Hayat, elimize verilen en değerli armağandır. O, yalnızca bir varoluş değil; her anında bize dokunan, içimize işleyen, bizden parçalar alıp veren bir yolculuktur. Hayat, bazen bir çocuk gülüşü gibi masum ve saf, bazen de rüzgârın savurduğu yapraklar gibi belirsiz ve karmaşıktır. İnsanı kendi içinde yoğuran, biçimlendiren bir ustadır.
Kimi zaman gözlerimizi kapattığımızda yüzümüze çarpan güneşin sıcaklığında, kimi zaman ise sessiz bir geceye gizlenmiş yıldızların ışığında buluruz hayatın izlerini. Hayat, her biri farklı renklerde olan sayısız anılarla örülüdür; bazıları parlak ve mutlu, bazıları ise hüzünle yüklü. Tüm bu renkler, insanın ruhunda bir araya gelerek kendi hikayesini yazar. Belki de hayatın güzelliği, tam da bu karmaşıklığın içinde gizlidir.

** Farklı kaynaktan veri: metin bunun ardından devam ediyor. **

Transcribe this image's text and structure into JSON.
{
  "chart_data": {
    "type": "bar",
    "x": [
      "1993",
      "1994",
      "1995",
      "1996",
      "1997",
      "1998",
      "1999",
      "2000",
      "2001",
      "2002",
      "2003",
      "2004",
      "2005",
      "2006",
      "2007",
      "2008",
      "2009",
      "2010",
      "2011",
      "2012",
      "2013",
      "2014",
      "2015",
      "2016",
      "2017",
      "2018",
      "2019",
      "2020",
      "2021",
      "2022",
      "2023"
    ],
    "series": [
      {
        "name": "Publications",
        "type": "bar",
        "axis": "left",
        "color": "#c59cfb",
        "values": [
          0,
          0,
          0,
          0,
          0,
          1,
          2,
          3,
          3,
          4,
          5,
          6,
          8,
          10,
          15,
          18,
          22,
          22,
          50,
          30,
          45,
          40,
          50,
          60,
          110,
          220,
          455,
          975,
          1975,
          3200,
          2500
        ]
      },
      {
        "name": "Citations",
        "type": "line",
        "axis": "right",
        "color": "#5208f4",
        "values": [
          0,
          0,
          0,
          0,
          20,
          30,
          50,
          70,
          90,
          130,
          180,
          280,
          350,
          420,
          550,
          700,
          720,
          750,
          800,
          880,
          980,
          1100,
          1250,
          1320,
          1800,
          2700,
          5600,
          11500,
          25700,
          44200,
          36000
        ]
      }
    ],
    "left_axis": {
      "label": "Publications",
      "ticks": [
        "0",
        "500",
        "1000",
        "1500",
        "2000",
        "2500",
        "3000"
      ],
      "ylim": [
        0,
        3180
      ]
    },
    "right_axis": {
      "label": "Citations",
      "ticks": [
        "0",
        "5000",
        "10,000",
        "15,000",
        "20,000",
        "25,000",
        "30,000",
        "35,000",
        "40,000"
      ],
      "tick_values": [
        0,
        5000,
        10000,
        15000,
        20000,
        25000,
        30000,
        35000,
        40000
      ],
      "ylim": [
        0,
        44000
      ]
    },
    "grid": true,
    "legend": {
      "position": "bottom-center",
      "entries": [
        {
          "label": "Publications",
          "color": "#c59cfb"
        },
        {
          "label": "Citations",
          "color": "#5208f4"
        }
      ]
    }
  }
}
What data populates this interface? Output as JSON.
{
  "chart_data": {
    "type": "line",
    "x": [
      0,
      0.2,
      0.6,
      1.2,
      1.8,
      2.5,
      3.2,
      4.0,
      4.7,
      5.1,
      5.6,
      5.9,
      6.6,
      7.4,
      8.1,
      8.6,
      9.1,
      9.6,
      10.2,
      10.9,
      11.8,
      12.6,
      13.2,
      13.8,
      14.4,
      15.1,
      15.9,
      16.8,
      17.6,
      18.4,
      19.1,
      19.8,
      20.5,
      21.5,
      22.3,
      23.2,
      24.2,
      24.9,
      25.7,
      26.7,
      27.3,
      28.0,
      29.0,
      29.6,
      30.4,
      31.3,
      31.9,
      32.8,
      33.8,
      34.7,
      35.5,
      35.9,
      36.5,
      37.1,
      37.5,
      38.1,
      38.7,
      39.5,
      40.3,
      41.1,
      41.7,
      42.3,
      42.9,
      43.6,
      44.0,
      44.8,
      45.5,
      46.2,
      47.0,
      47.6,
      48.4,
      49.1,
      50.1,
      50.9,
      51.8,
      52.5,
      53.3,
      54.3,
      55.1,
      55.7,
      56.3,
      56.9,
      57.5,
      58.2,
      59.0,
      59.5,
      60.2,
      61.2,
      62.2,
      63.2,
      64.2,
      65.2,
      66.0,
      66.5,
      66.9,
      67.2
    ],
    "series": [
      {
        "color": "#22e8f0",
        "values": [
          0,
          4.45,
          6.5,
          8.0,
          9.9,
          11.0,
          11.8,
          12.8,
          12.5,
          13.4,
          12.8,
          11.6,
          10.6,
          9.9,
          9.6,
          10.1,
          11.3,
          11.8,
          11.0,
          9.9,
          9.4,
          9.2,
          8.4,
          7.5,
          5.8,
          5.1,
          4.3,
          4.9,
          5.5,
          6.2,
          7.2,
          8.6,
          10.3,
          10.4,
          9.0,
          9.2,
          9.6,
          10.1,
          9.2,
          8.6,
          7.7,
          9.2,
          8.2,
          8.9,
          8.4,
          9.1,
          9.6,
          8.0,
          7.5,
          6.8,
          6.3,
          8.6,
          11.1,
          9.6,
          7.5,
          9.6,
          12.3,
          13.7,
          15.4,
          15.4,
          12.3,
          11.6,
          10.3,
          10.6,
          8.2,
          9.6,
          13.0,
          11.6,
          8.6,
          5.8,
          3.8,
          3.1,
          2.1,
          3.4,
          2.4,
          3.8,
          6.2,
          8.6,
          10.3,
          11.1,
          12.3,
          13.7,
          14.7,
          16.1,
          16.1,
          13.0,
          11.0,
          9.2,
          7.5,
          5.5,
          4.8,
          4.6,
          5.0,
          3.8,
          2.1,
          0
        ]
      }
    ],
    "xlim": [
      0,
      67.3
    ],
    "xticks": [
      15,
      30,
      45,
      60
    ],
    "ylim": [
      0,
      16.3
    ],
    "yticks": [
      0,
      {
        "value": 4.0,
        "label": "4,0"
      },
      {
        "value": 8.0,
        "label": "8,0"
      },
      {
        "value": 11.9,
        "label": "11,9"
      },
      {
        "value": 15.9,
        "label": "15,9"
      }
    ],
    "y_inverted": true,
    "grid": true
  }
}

Her sabah, yeniden uyanmanın ve yeni bir başlangıcın habercisidir. Hayatın sunduğu her an, yeni bir fırsat, başka bir ihtimale açılan kapıdır. Bazen zorluklar ve acılarla sınanırız, bazen ise en küçük anların içinde mutluluğu buluruz. Hayatın bizden tek beklentisi vardır: Anları yaşayarak, kendimizi bulmaya çalışmak ve ruhumuzun derinliklerinde gizlenmiş güzellikleri keşfetmek.
Belki de bu yüzden hayatın kıyısında dururken, bir yandan kaybettiklerimizin hüznünü yaşarken diğer yandan sahip olduklarımızın kıymetini bilmek gerekir. Her şey gelip geçici olsa da, ruhumuzda bıraktığı izler kalıcıdır. Hayat bize bazen zor anlar yaşatsa da, her zaman içimizde var olan o küçük umut ışığıyla bizi bir adım daha ileriye taşır. Hayat, en saf haliyle bir yolculuk ve bu yolculukta her yeni gün, yeni bir hikayenin başlangıcıdır.